Substansi surat ini intinya keinginan manusia untuk bermegah-megahan dalam soal duniawi, sering melalaikan manusia dari tujuan hidupnya. Dia baru menyadari kesalahannya itu setelah maut mendatanginya, manusia akan ditanya di akherat tentang nikmat yang dibangga-banggakan itu. Bahkan dalam delapan ayat yang termaktub tersebut tiga ayat dengan kalimat yang sama mengemukakan berulang “janganlah begitu, janganlah begitu” (kalla saufata’nglamun).
Kita temukan pada ayat tiga, empat dan lima. Artinya begitu pentingnya jangan bermegah-megahan sehingga kita lalai dan lupa hakekat tujuan hidup sesungguhnya. Jika umat Islam, tidak mengindahkan ancaman ini, maka mereka akan terjebak masuk ke dalam api neraka, sebagaimana tercantum pada ayat enam.
Marilah kita tersentak dan menghayati surat ini, sehingga terhindar dan tidak terjebak lagi dengan hidup yang bermegah-megah, baru menyesal setelah masuk kubur.
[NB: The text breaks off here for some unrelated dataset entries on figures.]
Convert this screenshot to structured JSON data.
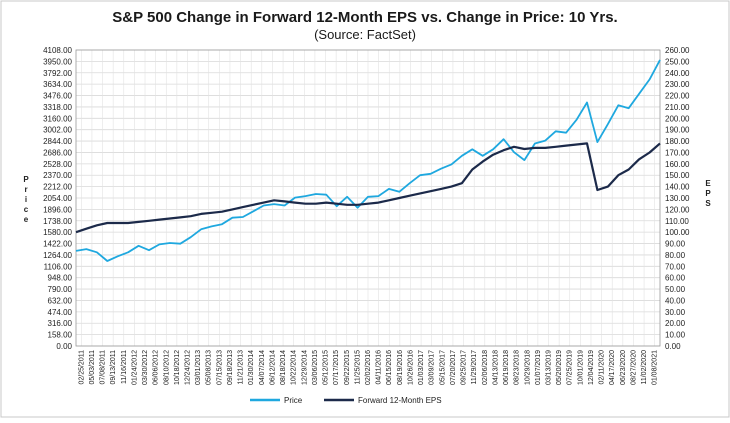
{
  "chart_data": {
    "type": "line",
    "title": "S&P 500 Change in Forward 12-Month EPS vs. Change in Price: 10 Yrs.",
    "subtitle": "(Source: FactSet)",
    "ylabel_left_letters": [
      "P",
      "r",
      "i",
      "c",
      "e"
    ],
    "ylabel_right_letters": [
      "E",
      "P",
      "S"
    ],
    "ylim_left": [
      0,
      4108
    ],
    "ylim_right": [
      0,
      260
    ],
    "grid": true,
    "legend_position": "bottom-center",
    "y_left_ticks": [
      "0.00",
      "158.00",
      "316.00",
      "474.00",
      "632.00",
      "790.00",
      "948.00",
      "1106.00",
      "1264.00",
      "1422.00",
      "1580.00",
      "1738.00",
      "1896.00",
      "2054.00",
      "2212.00",
      "2370.00",
      "2528.00",
      "2686.00",
      "2844.00",
      "3002.00",
      "3160.00",
      "3318.00",
      "3476.00",
      "3634.00",
      "3792.00",
      "3950.00",
      "4108.00"
    ],
    "y_right_ticks": [
      "0.00",
      "10.00",
      "20.00",
      "30.00",
      "40.00",
      "50.00",
      "60.00",
      "70.00",
      "80.00",
      "90.00",
      "100.00",
      "110.00",
      "120.00",
      "130.00",
      "140.00",
      "150.00",
      "160.00",
      "170.00",
      "180.00",
      "190.00",
      "200.00",
      "210.00",
      "220.00",
      "230.00",
      "240.00",
      "250.00",
      "260.00"
    ],
    "x_tick_labels": [
      "02/25/2011",
      "05/03/2011",
      "07/08/2011",
      "09/13/2011",
      "11/16/2011",
      "01/24/2012",
      "03/30/2012",
      "06/06/2012",
      "08/10/2012",
      "10/18/2012",
      "12/24/2012",
      "03/01/2013",
      "05/08/2013",
      "07/15/2013",
      "09/18/2013",
      "11/21/2013",
      "01/30/2014",
      "04/07/2014",
      "06/12/2014",
      "08/18/2014",
      "10/22/2014",
      "12/29/2014",
      "03/06/2015",
      "05/12/2015",
      "07/17/2015",
      "09/22/2015",
      "11/25/2015",
      "02/02/2016",
      "04/11/2016",
      "06/15/2016",
      "08/19/2016",
      "10/26/2016",
      "01/03/2017",
      "03/09/2017",
      "05/15/2017",
      "07/20/2017",
      "09/25/2017",
      "11/29/2017",
      "02/06/2018",
      "04/13/2018",
      "06/19/2018",
      "08/23/2018",
      "10/29/2018",
      "01/07/2019",
      "03/13/2019",
      "05/20/2019",
      "07/25/2019",
      "10/01/2019",
      "12/04/2019",
      "02/11/2020",
      "04/17/2020",
      "06/23/2020",
      "08/27/2020",
      "11/02/2020",
      "01/08/2021"
    ],
    "series": [
      {
        "name": "Price",
        "axis": "left",
        "color": "#1fa8df",
        "values": [
          1320,
          1345,
          1300,
          1180,
          1245,
          1300,
          1390,
          1330,
          1410,
          1430,
          1420,
          1510,
          1620,
          1660,
          1690,
          1780,
          1790,
          1870,
          1950,
          1970,
          1950,
          2060,
          2080,
          2110,
          2100,
          1940,
          2070,
          1920,
          2070,
          2080,
          2180,
          2140,
          2260,
          2370,
          2390,
          2460,
          2520,
          2640,
          2730,
          2640,
          2730,
          2870,
          2690,
          2580,
          2810,
          2850,
          2980,
          2960,
          3140,
          3380,
          2830,
          3080,
          3340,
          3300,
          3500,
          3700,
          3970
        ]
      },
      {
        "name": "Forward 12-Month EPS",
        "axis": "right",
        "color": "#1c2a4a",
        "values": [
          100,
          103,
          106,
          108,
          108,
          108,
          109,
          110,
          111,
          112,
          113,
          114,
          116,
          117,
          118,
          120,
          122,
          124,
          126,
          128,
          127,
          126,
          125,
          125,
          126,
          125,
          124,
          124,
          125,
          126,
          128,
          130,
          132,
          134,
          136,
          138,
          140,
          143,
          155,
          162,
          168,
          172,
          175,
          173,
          174,
          174,
          175,
          176,
          177,
          178,
          137,
          140,
          150,
          155,
          164,
          170,
          178
        ]
      }
    ]
  }
}
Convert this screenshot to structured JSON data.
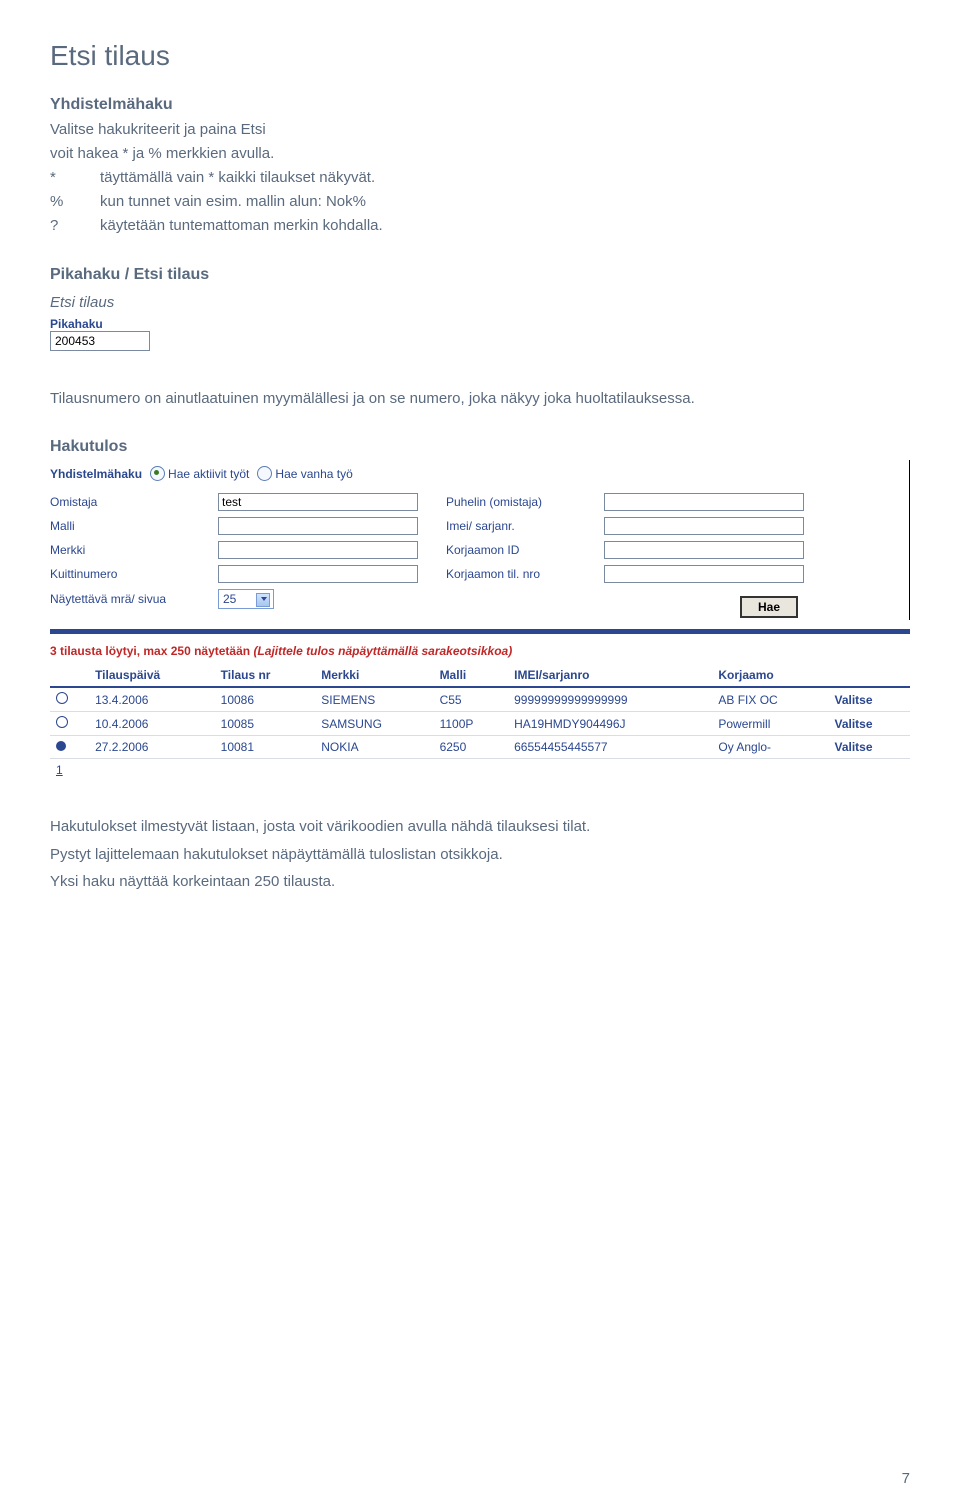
{
  "page": {
    "title": "Etsi tilaus",
    "number": "7"
  },
  "intro": {
    "heading": "Yhdistelmähaku",
    "line1": "Valitse hakukriteerit ja paina Etsi",
    "line2": "voit hakea * ja % merkkien avulla.",
    "rows": [
      {
        "sym": "*",
        "desc": "täyttämällä vain * kaikki tilaukset näkyvät."
      },
      {
        "sym": "%",
        "desc": "kun tunnet vain esim. mallin alun: Nok%"
      },
      {
        "sym": "?",
        "desc": "käytetään tuntemattoman merkin kohdalla."
      }
    ]
  },
  "pikahaku_section": {
    "title": "Pikahaku / Etsi tilaus",
    "sub_label": "Etsi tilaus",
    "box_label": "Pikahaku",
    "box_value": "200453",
    "para": "Tilausnumero on ainutlaatuinen myymälällesi ja on se numero, joka näkyy joka huoltatilauksessa."
  },
  "hakutulos": {
    "title": "Hakutulos",
    "form": {
      "header_label": "Yhdistelmähaku",
      "radio1": "Hae aktiivit työt",
      "radio2": "Hae vanha työ",
      "fields": {
        "omistaja_label": "Omistaja",
        "omistaja_value": "test",
        "puhelin_label": "Puhelin (omistaja)",
        "puhelin_value": "",
        "malli_label": "Malli",
        "malli_value": "",
        "imei_label": "Imei/ sarjanr.",
        "imei_value": "",
        "merkki_label": "Merkki",
        "merkki_value": "",
        "korjaamo_id_label": "Korjaamon ID",
        "korjaamo_id_value": "",
        "kuitti_label": "Kuittinumero",
        "kuitti_value": "",
        "korjaamo_til_label": "Korjaamon til. nro",
        "korjaamo_til_value": "",
        "mra_label": "Näytettävä mrä/ sivua",
        "mra_value": "25"
      },
      "hae_button": "Hae"
    },
    "results": {
      "count_text": "3 tilausta löytyi, max 250 näytetään ",
      "sort_hint": "(Lajittele tulos näpäyttämällä sarakeotsikkoa)",
      "columns": [
        "Tilauspäivä",
        "Tilaus nr",
        "Merkki",
        "Malli",
        "IMEI/sarjanro",
        "Korjaamo",
        ""
      ],
      "rows": [
        {
          "status": "open",
          "date": "13.4.2006",
          "nr": "10086",
          "merkki": "SIEMENS",
          "malli": "C55",
          "imei": "99999999999999999",
          "korjaamo": "AB FIX OC",
          "action": "Valitse"
        },
        {
          "status": "open",
          "date": "10.4.2006",
          "nr": "10085",
          "merkki": "SAMSUNG",
          "malli": "1100P",
          "imei": "HA19HMDY904496J",
          "korjaamo": "Powermill",
          "action": "Valitse"
        },
        {
          "status": "closed",
          "date": "27.2.2006",
          "nr": "10081",
          "merkki": "NOKIA",
          "malli": "6250",
          "imei": "66554455445577",
          "korjaamo": "Oy Anglo-",
          "action": "Valitse"
        }
      ],
      "pager": "1"
    },
    "para1": "Hakutulokset ilmestyvät listaan, josta voit värikoodien avulla nähdä tilauksesi tilat.",
    "para2": "Pystyt lajittelemaan hakutulokset näpäyttämällä tuloslistan otsikkoja.",
    "para3": "Yksi haku näyttää korkeintaan 250 tilausta."
  }
}
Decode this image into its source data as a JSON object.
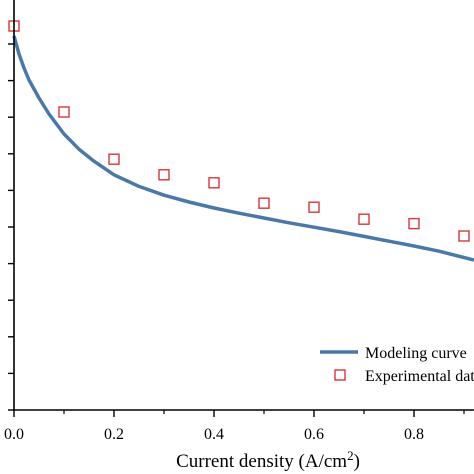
{
  "chart_data": {
    "type": "line",
    "xlabel": "Current density (A/cm",
    "xlabel_sup": "2",
    "xlabel_tail": ")",
    "xlim": [
      0,
      0.92
    ],
    "ylim": [
      0,
      1
    ],
    "x_ticks": [
      0.0,
      0.2,
      0.4,
      0.6,
      0.8
    ],
    "x_tick_labels": [
      "0.0",
      "0.2",
      "0.4",
      "0.6",
      "0.8"
    ],
    "y_tick_count": 11,
    "grid": false,
    "legend_position": "bottom-right",
    "series": [
      {
        "name": "Modeling curve",
        "kind": "line",
        "color": "#4a78a8",
        "x": [
          0.0,
          0.01,
          0.02,
          0.03,
          0.05,
          0.07,
          0.1,
          0.13,
          0.16,
          0.2,
          0.25,
          0.3,
          0.35,
          0.4,
          0.45,
          0.5,
          0.55,
          0.6,
          0.65,
          0.7,
          0.75,
          0.8,
          0.85,
          0.92
        ],
        "y": [
          0.935,
          0.89,
          0.855,
          0.825,
          0.78,
          0.74,
          0.69,
          0.652,
          0.622,
          0.588,
          0.559,
          0.537,
          0.52,
          0.505,
          0.492,
          0.48,
          0.468,
          0.457,
          0.446,
          0.434,
          0.422,
          0.41,
          0.397,
          0.375
        ]
      },
      {
        "name": "Experimental data",
        "kind": "scatter",
        "color": "#d9363a",
        "x": [
          0.0,
          0.1,
          0.2,
          0.3,
          0.4,
          0.5,
          0.6,
          0.7,
          0.8,
          0.9
        ],
        "y": [
          0.96,
          0.745,
          0.627,
          0.588,
          0.568,
          0.517,
          0.507,
          0.477,
          0.466,
          0.435
        ]
      }
    ],
    "legend": {
      "line_label": "Modeling curve",
      "marker_label": "Experimental data"
    }
  }
}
Kita bukan hanya diminta pertanggungjawaban dari mana harta tersebut diperoleh secara halal, juga diminta pertanggungjawaban bagaimana harta digunakan secara baik dan benar di jalan Allah.
*Penulis Dosen pada Jurusan Ilmu Politik dan Pemerintahan Unja. Penulis bukan Ustads, namun berkewajiban menyampaikan walau hanya beberapa ayat.